Why does ice get stickier the colder it gets? [Duplicate]

It's really complex and Shep's answer is a little inaccurate.

Ice at temperatures just below freezing point has the remarkable property of not being frozen on the surface. There is an extremely thin layer of liquid water on the surface. How thin 70 nm at 272 K, but only 10 nm at 262 K. This layer of water can act as a lubricant, but with less lubricant the friction is higher.

So it is not the heat of your finger that is causing the layer of fluid. It's always there.

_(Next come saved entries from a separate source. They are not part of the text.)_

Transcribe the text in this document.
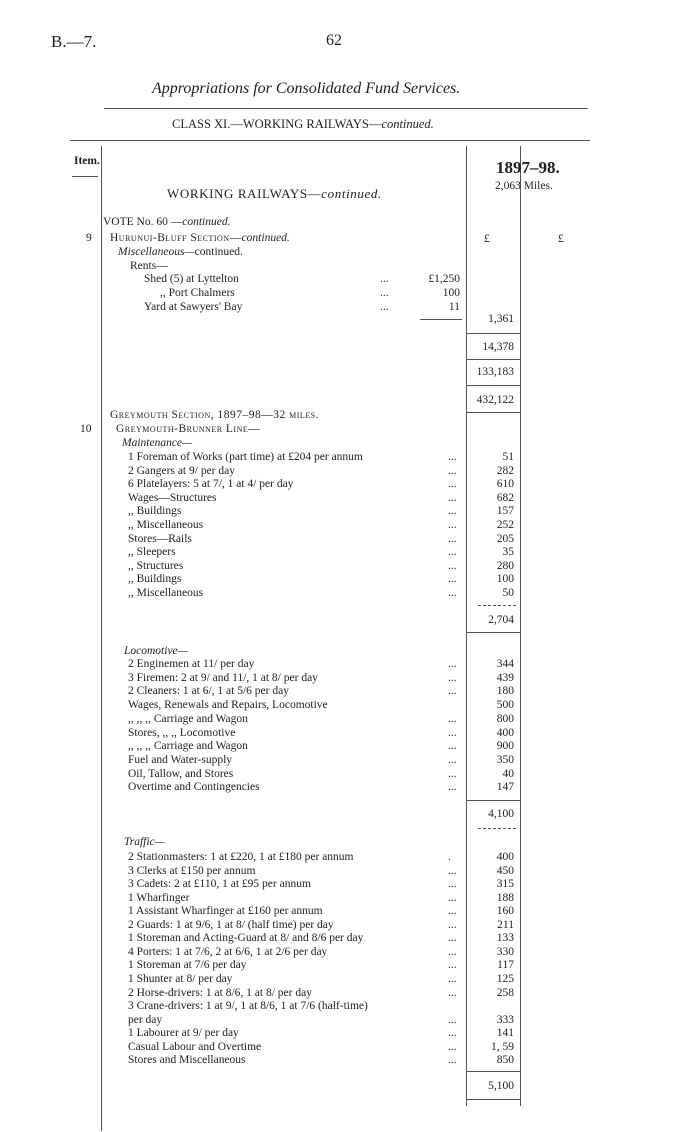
B.—7.	62
Appropriations for Consolidated Fund Services.
CLASS XI.—WORKING RAILWAYS—continued.
Item.	1897–98.
2,063 Miles.
WORKING RAILWAYS—continued.
VOTE No. 60 —continued.
9 Hurunui-Bluff Section—continued.	£	£
Miscellaneous—continued.
Rents—
Shed (5) at Lyttelton	...	£1,250
,, Port Chalmers	...	100
Yard at Sawyers' Bay	...	11
1,361
14,378
133,183
432,122
Greymouth Section, 1897–98—32 miles.
10 Greymouth-Brunner Line—
Maintenance—
1 Foreman of Works (part time) at £204 per annum	...	51
2 Gangers at 9/ per day	...	282
6 Platelayers: 5 at 7/, 1 at 4/ per day	...	610
Wages—Structures	...	682
,, Buildings	...	157
,, Miscellaneous	...	252
Stores—Rails	...	205
,, Sleepers	...	35
,, Structures	...	280
,, Buildings	...	100
,, Miscellaneous	...	50
2,704
Locomotive—
2 Enginemen at 11/ per day	...	344
3 Firemen: 2 at 9/ and 11/, 1 at 8/ per day	...	439
2 Cleaners: 1 at 6/, 1 at 5/6 per day	...	180
Wages, Renewals and Repairs, Locomotive	500
,, ,, ,, Carriage and Wagon	...	800
Stores, ,, ,, Locomotive	...	400
,, ,, ,, Carriage and Wagon	...	900
Fuel and Water-supply	...	350
Oil, Tallow, and Stores	...	40
Overtime and Contingencies	...	147
4,100
Traffic—
2 Stationmasters: 1 at £220, 1 at £180 per annum	.	400
3 Clerks at £150 per annum	...	450
3 Cadets: 2 at £110, 1 at £95 per annum	...	315
1 Wharfinger	...	188
1 Assistant Wharfinger at £160 per annum	...	160
2 Guards: 1 at 9/6, 1 at 8/ (half time) per day	...	211
1 Storeman and Acting-Guard at 8/ and 8/6 per day	...	133
4 Porters: 1 at 7/6, 2 at 6/6, 1 at 2/6 per day	...	330
1 Storeman at 7/6 per day	...	117
1 Shunter at 8/ per day	...	125
2 Horse-drivers: 1 at 8/6, 1 at 8/ per day	...	258
3 Crane-drivers: 1 at 9/, 1 at 8/6, 1 at 7/6 (half-time)
per day	...	333
1 Labourer at 9/ per day	...	141
Casual Labour and Overtime	...	1, 59
Stores and Miscellaneous	...	850
5,100
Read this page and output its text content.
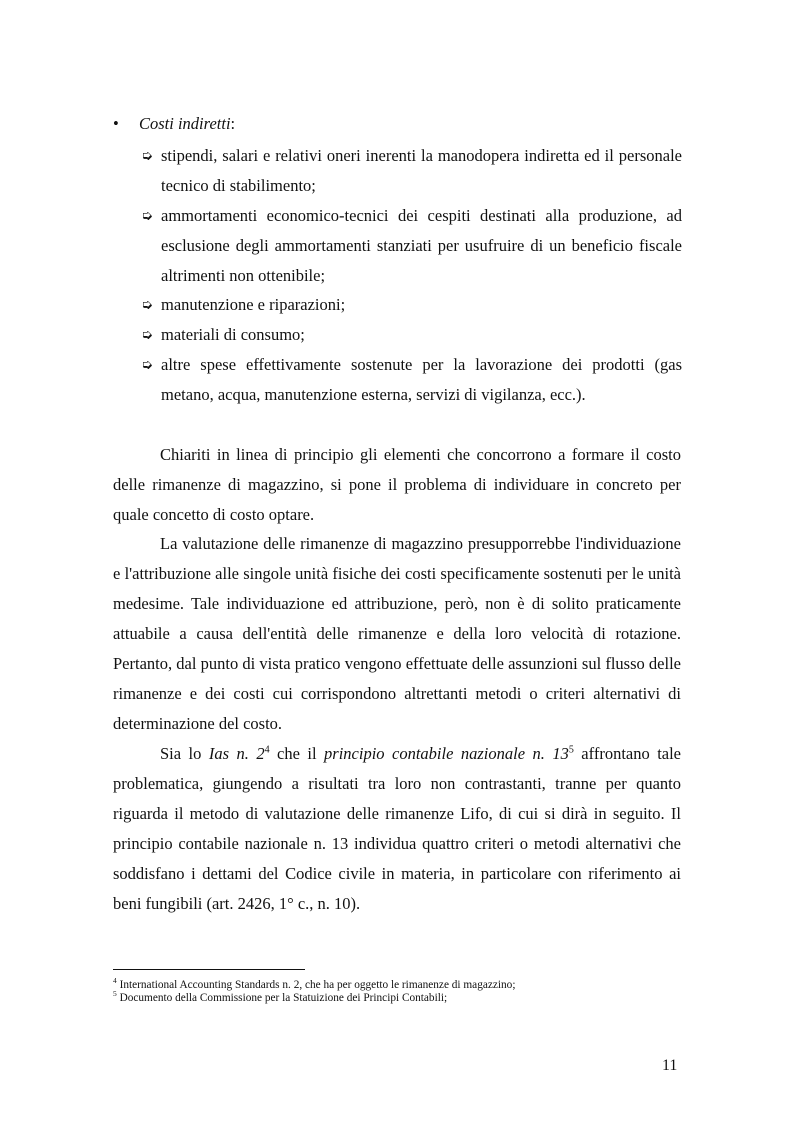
• Costi indiretti:
➭ stipendi, salari e relativi oneri inerenti la manodopera indiretta ed il personale tecnico di stabilimento;
➭ ammortamenti economico-tecnici dei cespiti destinati alla produzione, ad esclusione degli ammortamenti stanziati per usufruire di un beneficio fiscale altrimenti non ottenibile;
➭ manutenzione e riparazioni;
➭ materiali di consumo;
➭ altre spese effettivamente sostenute per la lavorazione dei prodotti (gas metano, acqua, manutenzione esterna, servizi di vigilanza, ecc.).

Chiariti in linea di principio gli elementi che concorrono a formare il costo delle rimanenze di magazzino, si pone il problema di individuare in concreto per quale concetto di costo optare.

La valutazione delle rimanenze di magazzino presupporrebbe l'individuazione e l'attribuzione alle singole unità fisiche dei costi specificamente sostenuti per le unità medesime. Tale individuazione ed attribuzione, però, non è di solito praticamente attuabile a causa dell'entità delle rimanenze e della loro velocità di rotazione. Pertanto, dal punto di vista pratico vengono effettuate delle assunzioni sul flusso delle rimanenze e dei costi cui corrispondono altrettanti metodi o criteri alternativi di determinazione del costo.

Sia lo Ias n. $2^4$ che il principio contabile nazionale n. $13^5$ affrontano tale problematica, giungendo a risultati tra loro non contrastanti, tranne per quanto riguarda il metodo di valutazione delle rimanenze Lifo, di cui si dirà in seguito. Il principio contabile nazionale n. 13 individua quattro criteri o metodi alternativi che soddisfano i dettami del Codice civile in materia, in particolare con riferimento ai beni fungibili (art. 2426, 1° c., n. 10).

$^4$ International Accounting Standards n. 2, che ha per oggetto le rimanenze di magazzino;
$^5$ Documento della Commissione per la Statuizione dei Principi Contabili;
11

The second problem with Shep's answer is the idea of ​​re-freezing. It's unclear exactly what he means by this, but a heat wave is not like a wave in water. Heat will diffuse back. You don't get heat waves.

The aforementioned icy metal post is very effective in transferring heat. Metals behave quite well. In comparison, the ice cube does not conduct well and where it is melted, the conductivity is even lower.

Carl Witthoft

I can't resist to point out that you are damn good are and get heat waves when there is a pulsed heat source. Or when you add heat to a superfluid.


When it came to re-freezing, I only meant what you said; Heat will defuse, it's not a wave. If you touch a really cold ice cube, it will stick to your finger as the heat escapes into the cube at the point of contact. The effect is more pronounced with metal, since the heat is defused there faster, but also works on ice.


Here's a good animation: youtube.com/watch?v=twBcpxrWm5E The cold parts get warmer at first, but eventually the small swings reach equilibrium and the overall temperature drops (presumably because the outside is considered cold).